Comment by phplovesong

3 days ago

JVM is a no-starter. The language looks nice tho, shame they built it on JVM.

The JVM is a state-of-the-art virtual machine with multiple open source implementations, a large ecosystem, and a fast JIT compiler that runs on most platforms. It is hard to find another VM with the same feature set and robust tooling.

  • Im fully aware. But i dont want a heavy and bloated runtime like the JVM. Its slow (startup) and clunky, and has decades of feature creep and bloat.

  • I think the problem is that it targets a VM instead of native machine architectures, not the quality of the VM. I also find the times I need to target a VM to be very limited as I'm generally writing code for a specific platform, not a cross platform application. Of course this will vary between developers.

    • Targeting JVM means not having to roll your own garbage collector.

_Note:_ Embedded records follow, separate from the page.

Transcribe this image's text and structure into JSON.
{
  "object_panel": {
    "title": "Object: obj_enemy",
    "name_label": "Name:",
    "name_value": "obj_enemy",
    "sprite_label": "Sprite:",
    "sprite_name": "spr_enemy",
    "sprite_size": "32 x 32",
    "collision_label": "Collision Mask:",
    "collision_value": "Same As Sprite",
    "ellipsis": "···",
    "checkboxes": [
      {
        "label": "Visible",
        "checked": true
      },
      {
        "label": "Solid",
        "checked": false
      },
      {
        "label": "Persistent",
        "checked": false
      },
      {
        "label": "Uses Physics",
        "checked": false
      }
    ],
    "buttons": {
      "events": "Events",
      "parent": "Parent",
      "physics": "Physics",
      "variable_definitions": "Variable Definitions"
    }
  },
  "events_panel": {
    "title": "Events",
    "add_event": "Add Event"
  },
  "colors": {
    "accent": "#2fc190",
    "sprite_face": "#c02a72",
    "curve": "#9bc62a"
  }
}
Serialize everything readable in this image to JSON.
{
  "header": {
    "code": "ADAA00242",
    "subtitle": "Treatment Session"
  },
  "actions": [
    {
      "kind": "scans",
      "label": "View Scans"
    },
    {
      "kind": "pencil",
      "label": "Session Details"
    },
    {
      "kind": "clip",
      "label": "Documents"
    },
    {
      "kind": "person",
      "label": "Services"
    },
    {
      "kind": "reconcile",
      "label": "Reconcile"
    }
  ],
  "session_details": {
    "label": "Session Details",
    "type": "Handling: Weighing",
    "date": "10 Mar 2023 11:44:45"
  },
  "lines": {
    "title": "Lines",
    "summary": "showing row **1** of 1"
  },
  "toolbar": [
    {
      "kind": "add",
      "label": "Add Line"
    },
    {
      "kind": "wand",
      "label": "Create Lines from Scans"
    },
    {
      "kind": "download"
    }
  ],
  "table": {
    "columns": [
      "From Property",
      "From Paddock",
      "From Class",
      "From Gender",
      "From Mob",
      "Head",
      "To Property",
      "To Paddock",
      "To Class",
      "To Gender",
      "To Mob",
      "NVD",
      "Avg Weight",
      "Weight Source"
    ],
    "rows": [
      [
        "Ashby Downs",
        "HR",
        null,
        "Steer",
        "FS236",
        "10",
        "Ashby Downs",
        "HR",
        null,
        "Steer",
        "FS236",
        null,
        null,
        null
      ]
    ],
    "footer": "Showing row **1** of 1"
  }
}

      And bonus, you get a huge world of third party libraries you can work with.

      It's been over a decade since I worked on the JVM, and Java is not my favourite language, but I don't get some people's hate on this topic. It strikes me as immature and "vibe" based rather than founded in genuine analysis around engineering needs.

      The JVM gets you a JIT and GC with almost 30 years of engineering and fine tuning behind it and millions of eyes on it for bugs or performance issues.

      4 replies →

  • Yes… with a million weird environment variables that can affect your runtime.

    • Which is amazing, you can fine tune the performance of the runtime to your heart's content. Or you can just leave them as-is, the default behaviour is quite reasonable too.

I don't know, Kotlin, Scala and Clojure are quite successful.

  • I don’t think they mean the JVM makes it a non-stater in general, but a non-starter for them.